I was just getting accustomed to 2020. But uh-oh now I’ve got a new number to mess up right in the hashtag #2021COC.
Luckily we can hide in 2020 for at least a few months.
The Canadian Opera Company announced their next season tonight in a ceremonial event complete with a smudging ceremony and performances from soloists & the COC orchestra. It’s partly a sales-pitch for anyone hesitant, including a special opportunity to get a free subscription if you make your renewal by midnight.
And then there’s the drama of Alexander Neef’s last year as General Director before he goes to the Paris Opera. We won’t see him too many more times, will we…?
So what’s in the new season?
We begin with the one we already knew about namely François Girard’s production of Wagner’s Parsifal, already seen at the Metropolitan Opera & Opéra National de Lyon.

Tonight the sample from Act I that we heard, while well-played made it crystal clear: you really do need those 110 players in the orchestra, as the version from tonight sounded thin & makeshift. I know that it will sound splendid when properly prepared.

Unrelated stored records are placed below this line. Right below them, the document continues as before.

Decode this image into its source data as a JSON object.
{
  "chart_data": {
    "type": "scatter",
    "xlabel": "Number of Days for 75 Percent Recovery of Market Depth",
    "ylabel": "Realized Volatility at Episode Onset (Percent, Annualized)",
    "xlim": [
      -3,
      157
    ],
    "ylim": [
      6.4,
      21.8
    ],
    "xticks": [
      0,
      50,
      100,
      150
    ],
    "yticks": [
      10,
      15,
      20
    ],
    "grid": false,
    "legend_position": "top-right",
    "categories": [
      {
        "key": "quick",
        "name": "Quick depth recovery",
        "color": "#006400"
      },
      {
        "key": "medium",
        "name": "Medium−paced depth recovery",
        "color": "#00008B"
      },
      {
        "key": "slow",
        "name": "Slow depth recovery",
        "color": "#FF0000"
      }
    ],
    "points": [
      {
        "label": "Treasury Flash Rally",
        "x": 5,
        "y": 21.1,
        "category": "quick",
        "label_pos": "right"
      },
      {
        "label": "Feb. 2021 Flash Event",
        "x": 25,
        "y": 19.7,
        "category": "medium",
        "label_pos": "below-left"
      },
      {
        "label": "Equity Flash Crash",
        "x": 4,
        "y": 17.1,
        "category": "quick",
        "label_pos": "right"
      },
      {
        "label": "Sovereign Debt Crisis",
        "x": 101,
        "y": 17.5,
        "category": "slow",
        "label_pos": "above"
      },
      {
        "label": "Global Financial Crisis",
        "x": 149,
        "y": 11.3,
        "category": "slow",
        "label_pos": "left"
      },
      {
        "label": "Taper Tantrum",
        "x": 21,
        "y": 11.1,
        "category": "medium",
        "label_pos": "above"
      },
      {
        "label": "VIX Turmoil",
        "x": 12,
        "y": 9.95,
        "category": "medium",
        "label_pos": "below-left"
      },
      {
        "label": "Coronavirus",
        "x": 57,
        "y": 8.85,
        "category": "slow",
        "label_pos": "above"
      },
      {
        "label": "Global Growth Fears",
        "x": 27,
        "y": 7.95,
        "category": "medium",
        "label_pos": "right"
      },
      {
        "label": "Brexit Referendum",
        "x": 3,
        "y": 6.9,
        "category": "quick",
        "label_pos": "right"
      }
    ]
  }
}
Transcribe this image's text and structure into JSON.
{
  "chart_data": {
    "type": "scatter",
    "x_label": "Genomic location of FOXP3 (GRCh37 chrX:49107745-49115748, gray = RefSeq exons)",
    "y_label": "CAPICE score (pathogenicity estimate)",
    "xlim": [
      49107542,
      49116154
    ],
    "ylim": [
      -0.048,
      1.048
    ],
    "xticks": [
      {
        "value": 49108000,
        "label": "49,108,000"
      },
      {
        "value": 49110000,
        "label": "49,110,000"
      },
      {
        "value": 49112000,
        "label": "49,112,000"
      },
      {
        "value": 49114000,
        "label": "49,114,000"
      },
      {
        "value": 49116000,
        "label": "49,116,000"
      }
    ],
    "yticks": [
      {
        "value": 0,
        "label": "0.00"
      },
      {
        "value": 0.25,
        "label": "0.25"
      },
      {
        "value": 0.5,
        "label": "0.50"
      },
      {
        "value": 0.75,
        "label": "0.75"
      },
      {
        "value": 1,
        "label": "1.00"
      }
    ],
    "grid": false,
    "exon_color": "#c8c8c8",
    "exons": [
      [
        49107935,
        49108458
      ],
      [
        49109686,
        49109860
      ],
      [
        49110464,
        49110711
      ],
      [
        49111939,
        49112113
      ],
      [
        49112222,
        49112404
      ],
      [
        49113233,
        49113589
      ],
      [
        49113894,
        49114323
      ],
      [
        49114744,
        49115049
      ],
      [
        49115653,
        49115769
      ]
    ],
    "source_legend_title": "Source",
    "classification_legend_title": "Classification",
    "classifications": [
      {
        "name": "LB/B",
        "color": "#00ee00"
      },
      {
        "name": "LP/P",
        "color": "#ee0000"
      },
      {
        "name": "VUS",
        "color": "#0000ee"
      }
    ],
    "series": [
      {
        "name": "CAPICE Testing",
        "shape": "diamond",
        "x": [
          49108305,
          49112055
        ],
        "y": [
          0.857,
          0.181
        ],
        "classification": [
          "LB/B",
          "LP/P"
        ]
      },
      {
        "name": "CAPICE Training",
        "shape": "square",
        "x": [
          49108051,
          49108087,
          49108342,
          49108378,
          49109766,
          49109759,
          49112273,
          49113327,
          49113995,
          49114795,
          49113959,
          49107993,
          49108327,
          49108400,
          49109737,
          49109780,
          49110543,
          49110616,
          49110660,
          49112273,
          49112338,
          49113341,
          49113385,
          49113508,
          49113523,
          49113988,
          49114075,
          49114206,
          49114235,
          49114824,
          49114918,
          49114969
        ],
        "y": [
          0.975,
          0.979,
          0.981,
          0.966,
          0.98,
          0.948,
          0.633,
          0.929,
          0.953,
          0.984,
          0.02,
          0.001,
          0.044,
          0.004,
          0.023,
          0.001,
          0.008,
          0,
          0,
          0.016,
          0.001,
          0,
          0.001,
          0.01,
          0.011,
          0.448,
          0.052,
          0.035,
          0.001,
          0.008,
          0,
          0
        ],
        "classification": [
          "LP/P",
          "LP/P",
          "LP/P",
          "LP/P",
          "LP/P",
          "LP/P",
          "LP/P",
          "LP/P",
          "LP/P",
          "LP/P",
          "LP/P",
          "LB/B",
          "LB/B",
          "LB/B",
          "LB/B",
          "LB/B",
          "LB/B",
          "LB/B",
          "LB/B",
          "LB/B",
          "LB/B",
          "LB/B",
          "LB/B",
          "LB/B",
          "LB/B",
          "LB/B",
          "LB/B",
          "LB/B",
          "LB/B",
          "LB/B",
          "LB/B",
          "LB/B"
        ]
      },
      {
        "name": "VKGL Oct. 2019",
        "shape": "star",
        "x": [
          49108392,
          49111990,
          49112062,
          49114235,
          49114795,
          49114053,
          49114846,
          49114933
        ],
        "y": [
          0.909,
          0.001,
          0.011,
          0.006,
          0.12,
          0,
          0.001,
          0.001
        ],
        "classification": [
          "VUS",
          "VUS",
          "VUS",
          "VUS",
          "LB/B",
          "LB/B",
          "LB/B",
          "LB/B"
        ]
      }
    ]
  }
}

The other fall 2020 opera is Klaus Guth’s production of Mozart’s Marriage of Figaro that was seen back in February 2016. We’ll see Russell Braun reprise his role as the Count, opposite Emily D’Angelo as Cherubino.
Winter offers a pair of operas named for the tragic heroine. We’ll see Joel Ivany’s production of Bizet’s Carmen reprised, and a new to the COC production of Janacek’s Katya Kabanova directed by David Alden.
Spring offers the opportunity to hear Sondra Radvanovsky’s Violetta opposite Joseph Calleja’s Alfredo in Arin Arbus’s production of Verdi’s La Traviata seen here in 2015. The other spring opera is the minimalist Robert Carsen production of Gluck’s Orfeo ed Euridice seen here in the spring of 2011.
I’ll bite, certainly happy to renew my subscription, as I’m hopeful that this will be a season of good box office returns for the COC.